Overview of the Johannesburg Planetarium
The Johannesburg Planetarium has an estimate of 70 000 visitors per year, many of these being school groups. Age appropriate shows are shown by the Johannesburg Planetarium on a daily basis (excluding Sundays), with special events at certain times during the year, such as on Valentine's day.
The Johannesburg Planetarium uses a Zeiss MKIII star projector.
History of the Johannesburg Planetarium
The Johannesburg Planetarium has a history starting in the year 1956. The Festival Committee, instituted to organize the celebrations of the 70th anniversary of the city of Johannesburg, decided that it would be quite fitting to buy and house a Zeiss Planetarium.

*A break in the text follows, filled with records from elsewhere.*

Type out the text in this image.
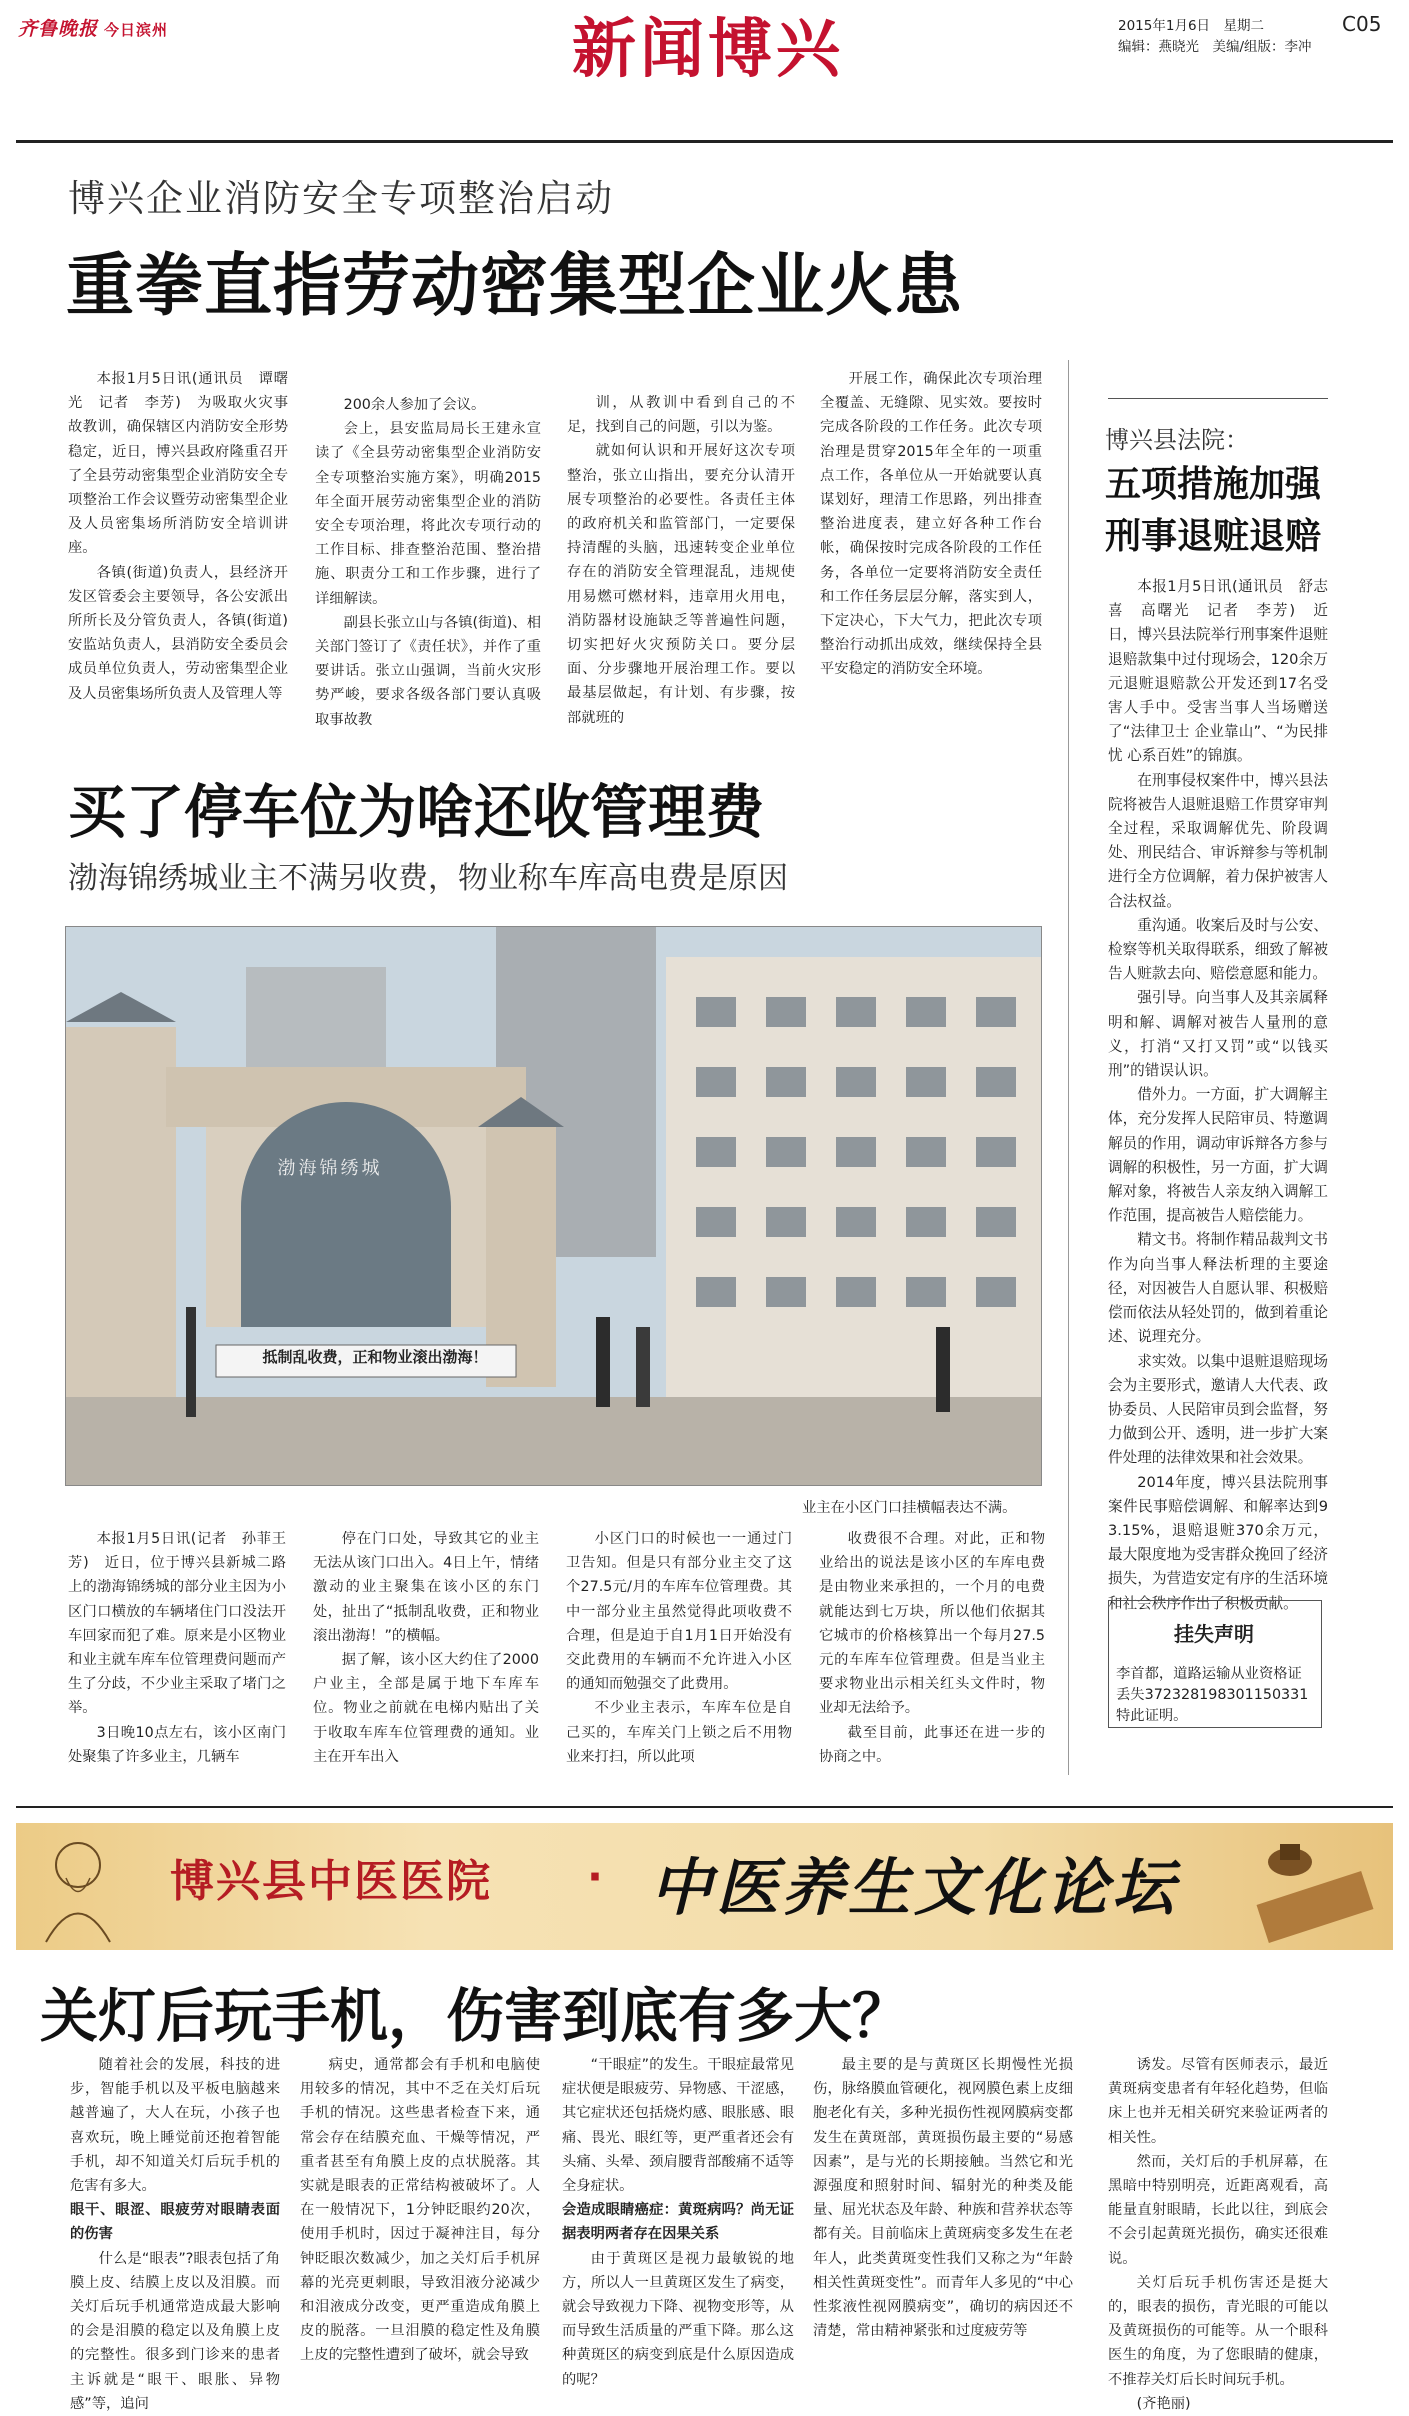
齐鲁晚报 今日滨州	新闻博兴	2015年1月6日　星期二	C05
编辑：燕晓光　美编/组版：李冲
博兴企业消防安全专项整治启动
重拳直指劳动密集型企业火患

本报1月5日讯(通讯员　谭曙光　记者　李芳)　为吸取火灾事故教训，确保辖区内消防安全形势稳定，近日，博兴县政府隆重召开了全县劳动密集型企业消防安全专项整治工作会议暨劳动密集型企业及人员密集场所消防安全培训讲座。

各镇(街道)负责人，县经济开发区管委会主要领导，各公安派出所所长及分管负责人，各镇(街道)安监站负责人，县消防安全委员会成员单位负责人，劳动密集型企业及人员密集场所负责人及管理人等

200余人参加了会议。

会上，县安监局局长王建永宣读了《全县劳动密集型企业消防安全专项整治实施方案》，明确2015年全面开展劳动密集型企业的消防安全专项治理，将此次专项行动的工作目标、排查整治范围、整治措施、职责分工和工作步骤，进行了详细解读。

副县长张立山与各镇(街道)、相关部门签订了《责任状》，并作了重要讲话。张立山强调，当前火灾形势严峻，要求各级各部门要认真吸取事故教

训，从教训中看到自己的不足，找到自己的问题，引以为鉴。

就如何认识和开展好这次专项整治，张立山指出，要充分认清开展专项整治的必要性。各责任主体的政府机关和监管部门，一定要保持清醒的头脑，迅速转变企业单位存在的消防安全管理混乱，违规使用易燃可燃材料，违章用火用电，消防器材设施缺乏等普遍性问题，切实把好火灾预防关口。要分层面、分步骤地开展治理工作。要以最基层做起，有计划、有步骤，按部就班的

开展工作，确保此次专项治理全覆盖、无缝隙、见实效。要按时完成各阶段的工作任务。此次专项治理是贯穿2015年全年的一项重点工作，各单位从一开始就要认真谋划好，理清工作思路，列出排查整治进度表，建立好各种工作台帐，确保按时完成各阶段的工作任务，各单位一定要将消防安全责任和工作任务层层分解，落实到人，下定决心，下大气力，把此次专项整治行动抓出成效，继续保持全县平安稳定的消防安全环境。

博兴县法院：
五项措施加强
刑事退赃退赔

本报1月5日讯(通讯员　舒志喜　高曙光　记者　李芳)　近日，博兴县法院举行刑事案件退赃退赔款集中过付现场会，120余万元退赃退赔款公开发还到17名受害人手中。受害当事人当场赠送了“法律卫士 企业靠山”、“为民排忧 心系百姓”的锦旗。

在刑事侵权案件中，博兴县法院将被告人退赃退赔工作贯穿审判全过程，采取调解优先、阶段调处、刑民结合、审诉辩参与等机制进行全方位调解，着力保护被害人合法权益。

重沟通。收案后及时与公安、检察等机关取得联系，细致了解被告人赃款去向、赔偿意愿和能力。

强引导。向当事人及其亲属释明和解、调解对被告人量刑的意义，打消“又打又罚”或“以钱买刑”的错误认识。

借外力。一方面，扩大调解主体，充分发挥人民陪审员、特邀调解员的作用，调动审诉辩各方参与调解的积极性，另一方面，扩大调解对象，将被告人亲友纳入调解工作范围，提高被告人赔偿能力。

精文书。将制作精品裁判文书作为向当事人释法析理的主要途径，对因被告人自愿认罪、积极赔偿而依法从轻处罚的，做到着重论述、说理充分。

求实效。以集中退赃退赔现场会为主要形式，邀请人大代表、政协委员、人民陪审员到会监督，努力做到公开、透明，进一步扩大案件处理的法律效果和社会效果。

2014年度，博兴县法院刑事案件民事赔偿调解、和解率达到93.15%，退赔退赃370余万元，最大限度地为受害群众挽回了经济损失，为营造安定有序的生活环境和社会秩序作出了积极贡献。

挂失声明
李首都，道路运输从业资格证丢失372328198301150331特此证明。
买了停车位为啥还收管理费
渤海锦绣城业主不满另收费，物业称车库高电费是原因
抵制乱收费，正和物业滚出渤海！
渤海锦绣城
业主在小区门口挂横幅表达不满。

本报1月5日讯(记者　孙菲王芳)　近日，位于博兴县新城二路上的渤海锦绣城的部分业主因为小区门口横放的车辆堵住门口没法开车回家而犯了难。原来是小区物业和业主就车库车位管理费问题而产生了分歧，不少业主采取了堵门之举。

3日晚10点左右，该小区南门处聚集了许多业主，几辆车

停在门口处，导致其它的业主无法从该门口出入。4日上午，情绪激动的业主聚集在该小区的东门处，扯出了“抵制乱收费，正和物业滚出渤海！”的横幅。

据了解，该小区大约住了2000户业主，全部是属于地下车库车位。物业之前就在电梯内贴出了关于收取车库车位管理费的通知。业主在开车出入

小区门口的时候也一一通过门卫告知。但是只有部分业主交了这个27.5元/月的车库车位管理费。其中一部分业主虽然觉得此项收费不合理，但是迫于自1月1日开始没有交此费用的车辆而不允许进入小区的通知而勉强交了此费用。

不少业主表示，车库车位是自己买的，车库关门上锁之后不用物业来打扫，所以此项

收费很不合理。对此，正和物业给出的说法是该小区的车库电费是由物业来承担的，一个月的电费就能达到七万块，所以他们依据其它城市的价格核算出一个每月27.5元的车库车位管理费。但是当业主要求物业出示相关红头文件时，物业却无法给予。

截至目前，此事还在进一步的协商之中。

博兴县中医医院 · 中医养生文化论坛
关灯后玩手机，伤害到底有多大？

随着社会的发展，科技的进步，智能手机以及平板电脑越来越普遍了，大人在玩，小孩子也喜欢玩，晚上睡觉前还抱着智能手机，却不知道关灯后玩手机的危害有多大。

眼干、眼涩、眼疲劳对眼睛表面的伤害

什么是“眼表”?眼表包括了角膜上皮、结膜上皮以及泪膜。而关灯后玩手机通常造成最大影响的会是泪膜的稳定以及角膜上皮的完整性。很多到门诊来的患者主诉就是“眼干、眼胀、异物感”等，追问

病史，通常都会有手机和电脑使用较多的情况，其中不乏在关灯后玩手机的情况。这些患者检查下来，通常会存在结膜充血、干燥等情况，严重者甚至有角膜上皮的点状脱落。其实就是眼表的正常结构被破坏了。人在一般情况下，1分钟眨眼约20次，使用手机时，因过于凝神注目，每分钟眨眼次数减少，加之关灯后手机屏幕的光亮更刺眼，导致泪液分泌减少和泪液成分改变，更严重造成角膜上皮的脱落。一旦泪膜的稳定性及角膜上皮的完整性遭到了破坏，就会导致

“干眼症”的发生。干眼症最常见症状便是眼疲劳、异物感、干涩感，其它症状还包括烧灼感、眼胀感、眼痛、畏光、眼红等，更严重者还会有头痛、头晕、颈肩腰背部酸痛不适等全身症状。

会造成眼睛癌症：黄斑病吗？尚无证据表明两者存在因果关系

由于黄斑区是视力最敏锐的地方，所以人一旦黄斑区发生了病变，就会导致视力下降、视物变形等，从而导致生活质量的严重下降。那么这种黄斑区的病变到底是什么原因造成的呢？

最主要的是与黄斑区长期慢性光损伤，脉络膜血管硬化，视网膜色素上皮细胞老化有关，多种光损伤性视网膜病变都发生在黄斑部，黄斑损伤最主要的“易感因素”，是与光的长期接触。当然它和光源强度和照射时间、辐射光的种类及能量、屈光状态及年龄、种族和营养状态等都有关。目前临床上黄斑病变多发生在老年人，此类黄斑变性我们又称之为“年龄相关性黄斑变性”。而青年人多见的“中心性浆液性视网膜病变”，确切的病因还不清楚，常由精神紧张和过度疲劳等

诱发。尽管有医师表示，最近黄斑病变患者有年轻化趋势，但临床上也并无相关研究来验证两者的相关性。

然而，关灯后的手机屏幕，在黑暗中特别明亮，近距离观看，高能量直射眼睛，长此以往，到底会不会引起黄斑光损伤，确实还很难说。

关灯后玩手机伤害还是挺大的，眼表的损伤，青光眼的可能以及黄斑损伤的可能等。从一个眼科医生的角度，为了您眼睛的健康，不推荐关灯后长时间玩手机。

(齐艳丽)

Realizing that due to time constraints it would not be possible to obtain a new instrument in less than a year, it was decided that it would be better to try and purchase on the existing instruments in Europe.
With the assistance of the manufacturers, the City Council of Hamburg were convinced to sell the instrument, which has been in use in Hamburg since 1930, to the Festival Committee. There was one condition though. The projector would be fully modernized at the Zeiss factory at Oberkochen, and that a new instrument would be built for Hamburg.

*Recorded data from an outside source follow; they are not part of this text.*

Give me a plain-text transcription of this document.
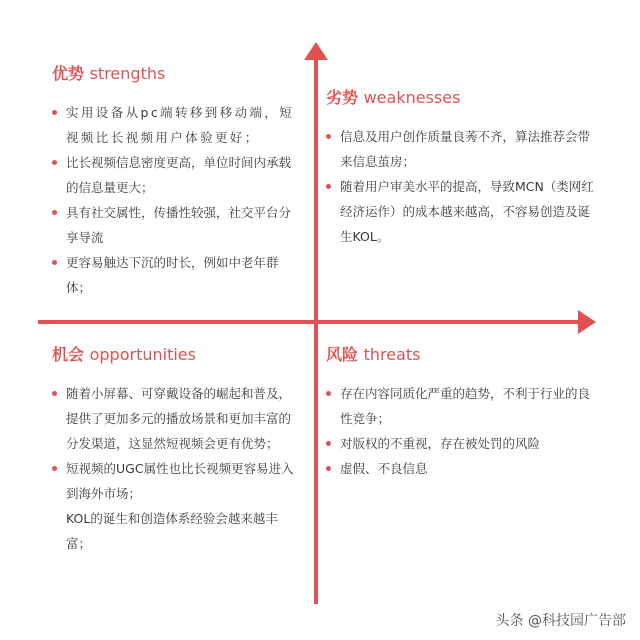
优势 strengths
实用设备从pc端转移到移动端，短视频比长视频用户体验更好；
比长视频信息密度更高，单位时间内承载的信息量更大；
具有社交属性，传播性较强，社交平台分享导流
更容易触达下沉的时长，例如中老年群体；
劣势 weaknesses
信息及用户创作质量良莠不齐，算法推荐会带来信息茧房；
随着用户审美水平的提高，导致MCN（类网红经济运作）的成本越来越高，不容易创造及诞生KOL。
机会 opportunities
随着小屏幕、可穿戴设备的崛起和普及，提供了更加多元的播放场景和更加丰富的分发渠道，这显然短视频会更有优势；
短视频的UGC属性也比长视频更容易进入到海外市场；
KOL的诞生和创造体系经验会越来越丰富；
风险 threats
存在内容同质化严重的趋势，不利于行业的良性竞争；
对版权的不重视，存在被处罚的风险
虚假、不良信息
头条 @科技园广告部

In the meantime, the responsibilities of the Festival Committee was taken over by the Johannesburg City Council, who, after further negotiations, sold the projector to the University of the Witwatersrand to be used in formal training of students, as well as a public amenity for the citizens of Johannesburg and South Africa.
On 12 October 1960, the Johannesburg Planetarium, the first full sized planetarium in Africa, and the second in the Southern Hemisphere, was born.
Although currently the Johannesburg Planetarium is technically owned by the University of Witwatersrand, it is run a joint project with the City of Johannesburg.
The Johannesburg Planetarium is mostly self-funded, generating income from bookings. The University provides about a third of the planetarium's budget.
Astronomy is not formally offered by the University, but the Johannesburg Planetarium does provide academic support to the students in the form of educational programs.
Review of the Johannesburg Planetarium
We have always loved going to Planetariums and seeing the night sky from a different, educational perspective.
South Africa does not have that many public planetariums, but the one's that we do have are great value and very educational. The directors and organizers go to a lot of effort to make every visit extra special, and the Johannesburg Planetarium is no exception.
Seating is comfortable, the information provided extremely interesting, and the stars are beautiful.